Vail was quoted (by Movie-Radio Guide) as saying she believed her daughter would not have wanted the show to die. She wrote Damerel's character out of the script for the interim, with the character of Marge hiding in the hills until a murder could be resolved, and set about casting a new Marge. The role finally went to film actress Helen Mack, who was chosen from more than 200 applicants for the role. After just a few months with Mack playing the role, Myrt & Marge ended in 1942.
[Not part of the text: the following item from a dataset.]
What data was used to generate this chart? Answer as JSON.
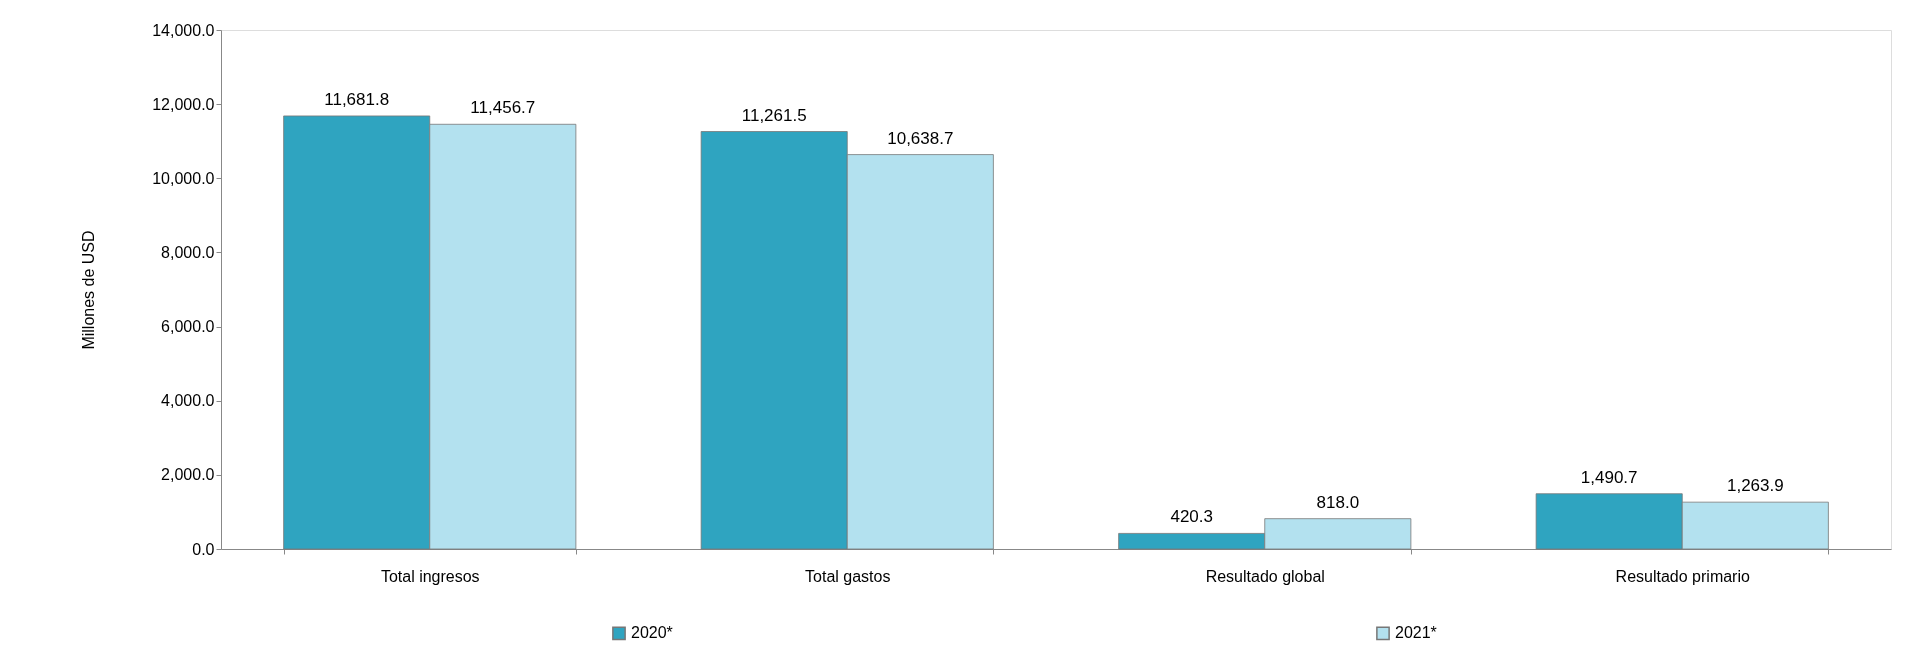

Vail attempted to revive the show in 1946, in a syndicated version starring Vail and Mack, which sometimes included updated re-writes of the original scripts, according to radio historian John Dunning. However, the new show was a short-lived ratings failure, and the one-time favorite disappeared quietly in 1947. Approximately 110 episodes of Myrt & Marge survive, most from the 1946-47 syndication revival. Three — including the show's pilot episode — from its 1930s heyday are known to survive as well.

==Adaptations==

A film released by Universal Studios in 1933, starring Vail and her daughter, Donna Damerel, turned the show into a feature film vehicle for the Three Stooges, as well as their former front man Ted Healy. In the film, Myrt Spear's touring vaudeville revue is full of talent and bound for Broadway, but low on funds. Conniving and lecherous producer Mr. Jackson (played by actor Thomas E. Jackson) helps the show so he can romance the young star, Marge Minter. Myrt, and Marge's boyfriend Eddie Hanley (Eddie Foy Jr.), step in to save the revue and Marge. Ted Healy, Moe, Larry and Curly are stagehands with hopes to join the show, and deal with the antics of backstage crasher Bonnie Bonnell.